The government can use private contractors in situations where it would be embarrassing to use regular military personnel. In 1995, for example, the U.S. government referred Military Professional Resources Inc. (MPRI), a military contractor which employs dozens of retired U.S. generals, to the Croatian government. MPRI was hired to train the Croatian militia–which the U.S. government was officially not allowed to do due to a U.N. ban on aiding the warring parties.

Soon afterwards, the Croatian militia carried out "Operation Storm," one of that war’s most notorious acts of ethnic cleansing, driving over 100,000 ethnic Serbs from their homes and killing hundreds, if not thousands, of civilians in the process. Later on, MPRI was hired by the Bosnian Muslim government also. The money came from Muslim governments such as Saudi Arabia, Kuwait, United Arab Emirates and Malaysia, who deposited the money in the U.S. Treasury for MPRI to draw against. In Afghanistan, DynCorp has been providing security for President Hamid Karzai. DynCorp gained some publicity in the 1990s, after its employees were found to be running a sex-slave ring of young women and teenage girls in Bosnia.

Everything indicates that the U.S. will be relying more and more on such private contractors and their mercenaries in Iraq.

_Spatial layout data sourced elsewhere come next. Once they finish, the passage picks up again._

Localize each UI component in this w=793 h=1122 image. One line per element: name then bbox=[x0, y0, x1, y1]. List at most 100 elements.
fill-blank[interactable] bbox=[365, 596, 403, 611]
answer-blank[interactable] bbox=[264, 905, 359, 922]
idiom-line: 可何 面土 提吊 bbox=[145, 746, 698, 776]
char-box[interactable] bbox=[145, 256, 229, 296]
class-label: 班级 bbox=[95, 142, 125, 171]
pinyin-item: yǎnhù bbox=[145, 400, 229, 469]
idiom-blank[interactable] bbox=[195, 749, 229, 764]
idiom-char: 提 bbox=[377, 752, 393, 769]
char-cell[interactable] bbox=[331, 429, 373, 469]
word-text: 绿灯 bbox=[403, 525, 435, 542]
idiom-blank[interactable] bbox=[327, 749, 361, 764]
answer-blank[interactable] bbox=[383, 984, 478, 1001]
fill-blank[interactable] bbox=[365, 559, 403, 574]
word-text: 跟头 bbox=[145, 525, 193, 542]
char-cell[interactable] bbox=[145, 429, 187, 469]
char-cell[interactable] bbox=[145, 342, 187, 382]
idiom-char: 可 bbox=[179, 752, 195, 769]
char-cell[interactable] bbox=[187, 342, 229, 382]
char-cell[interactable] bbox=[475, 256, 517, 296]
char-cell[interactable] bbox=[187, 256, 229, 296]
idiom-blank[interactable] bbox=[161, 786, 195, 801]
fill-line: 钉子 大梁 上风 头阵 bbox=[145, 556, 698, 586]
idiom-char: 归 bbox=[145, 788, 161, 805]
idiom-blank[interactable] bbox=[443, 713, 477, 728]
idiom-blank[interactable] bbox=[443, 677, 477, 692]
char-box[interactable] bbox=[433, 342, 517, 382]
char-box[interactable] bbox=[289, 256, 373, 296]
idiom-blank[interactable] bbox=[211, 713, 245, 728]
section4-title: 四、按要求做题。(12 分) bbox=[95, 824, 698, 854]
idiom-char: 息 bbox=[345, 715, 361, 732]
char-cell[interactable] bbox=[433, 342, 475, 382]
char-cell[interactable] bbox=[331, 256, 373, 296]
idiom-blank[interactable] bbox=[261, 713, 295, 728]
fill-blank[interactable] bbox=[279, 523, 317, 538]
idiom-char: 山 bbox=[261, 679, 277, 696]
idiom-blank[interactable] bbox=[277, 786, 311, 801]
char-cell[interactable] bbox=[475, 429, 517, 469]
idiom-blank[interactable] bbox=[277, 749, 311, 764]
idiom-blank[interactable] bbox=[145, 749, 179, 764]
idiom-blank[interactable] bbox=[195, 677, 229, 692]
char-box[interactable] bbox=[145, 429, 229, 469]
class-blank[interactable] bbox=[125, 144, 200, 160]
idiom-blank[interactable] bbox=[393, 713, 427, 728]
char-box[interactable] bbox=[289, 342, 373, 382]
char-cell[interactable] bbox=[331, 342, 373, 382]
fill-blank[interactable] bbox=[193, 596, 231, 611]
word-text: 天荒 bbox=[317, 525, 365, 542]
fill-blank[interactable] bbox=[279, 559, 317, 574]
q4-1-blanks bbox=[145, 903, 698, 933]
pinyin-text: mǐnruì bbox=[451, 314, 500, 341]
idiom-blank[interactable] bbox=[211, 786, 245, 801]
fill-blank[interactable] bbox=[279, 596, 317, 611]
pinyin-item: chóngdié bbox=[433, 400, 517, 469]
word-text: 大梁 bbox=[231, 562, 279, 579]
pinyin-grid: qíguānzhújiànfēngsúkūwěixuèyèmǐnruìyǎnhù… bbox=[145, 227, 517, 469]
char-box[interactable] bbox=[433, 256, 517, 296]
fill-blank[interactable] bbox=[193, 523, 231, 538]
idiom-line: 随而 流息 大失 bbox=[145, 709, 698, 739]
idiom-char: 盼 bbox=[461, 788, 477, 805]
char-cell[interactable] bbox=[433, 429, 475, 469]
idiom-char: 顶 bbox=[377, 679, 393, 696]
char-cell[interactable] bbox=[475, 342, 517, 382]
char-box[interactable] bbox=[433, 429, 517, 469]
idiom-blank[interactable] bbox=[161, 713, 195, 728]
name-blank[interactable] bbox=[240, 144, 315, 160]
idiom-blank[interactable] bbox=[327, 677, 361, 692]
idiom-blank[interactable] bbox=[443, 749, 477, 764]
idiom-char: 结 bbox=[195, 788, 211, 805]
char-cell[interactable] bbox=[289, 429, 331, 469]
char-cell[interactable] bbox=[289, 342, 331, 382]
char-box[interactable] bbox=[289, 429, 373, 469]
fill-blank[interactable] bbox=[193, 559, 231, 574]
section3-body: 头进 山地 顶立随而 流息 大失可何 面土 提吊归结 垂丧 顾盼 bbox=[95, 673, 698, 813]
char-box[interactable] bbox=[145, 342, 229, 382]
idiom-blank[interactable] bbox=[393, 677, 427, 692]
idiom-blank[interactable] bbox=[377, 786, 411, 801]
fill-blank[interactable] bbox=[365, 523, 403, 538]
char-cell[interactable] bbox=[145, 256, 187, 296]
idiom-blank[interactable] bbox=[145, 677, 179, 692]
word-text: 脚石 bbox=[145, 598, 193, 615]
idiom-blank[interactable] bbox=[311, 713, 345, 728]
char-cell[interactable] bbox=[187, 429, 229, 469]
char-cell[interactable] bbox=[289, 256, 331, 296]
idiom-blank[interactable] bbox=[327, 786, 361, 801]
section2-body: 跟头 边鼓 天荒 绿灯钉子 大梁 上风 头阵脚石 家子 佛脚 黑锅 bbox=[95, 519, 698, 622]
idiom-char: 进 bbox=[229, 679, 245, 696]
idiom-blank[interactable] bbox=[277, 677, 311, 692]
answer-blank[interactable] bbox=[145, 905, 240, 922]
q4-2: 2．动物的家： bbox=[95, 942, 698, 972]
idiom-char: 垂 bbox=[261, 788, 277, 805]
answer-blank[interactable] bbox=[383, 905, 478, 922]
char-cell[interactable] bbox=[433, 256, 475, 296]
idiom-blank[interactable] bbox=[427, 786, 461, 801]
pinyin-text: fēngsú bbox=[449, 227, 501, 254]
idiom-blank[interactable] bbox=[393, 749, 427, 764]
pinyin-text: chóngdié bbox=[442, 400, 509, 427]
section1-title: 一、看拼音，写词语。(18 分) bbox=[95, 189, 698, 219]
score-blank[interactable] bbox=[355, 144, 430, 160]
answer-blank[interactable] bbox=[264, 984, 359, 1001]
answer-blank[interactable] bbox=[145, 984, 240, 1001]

They will fit in very well with the vicious campaign the military is carrying out against civilians, like "Operation Iron Hammer," which involves bombings of neighborhoods, nighttime raids and mass arrests. And they’ll get along well with increasing numbers of Saddam Hussein’s secret police, whom the U.S. has also enlisted in this war against the population.

The Bush administration has been using mercenaries in Iraq not because they are cheap, but because they are very well-suited for the type of war being carried out against the Iraqi people.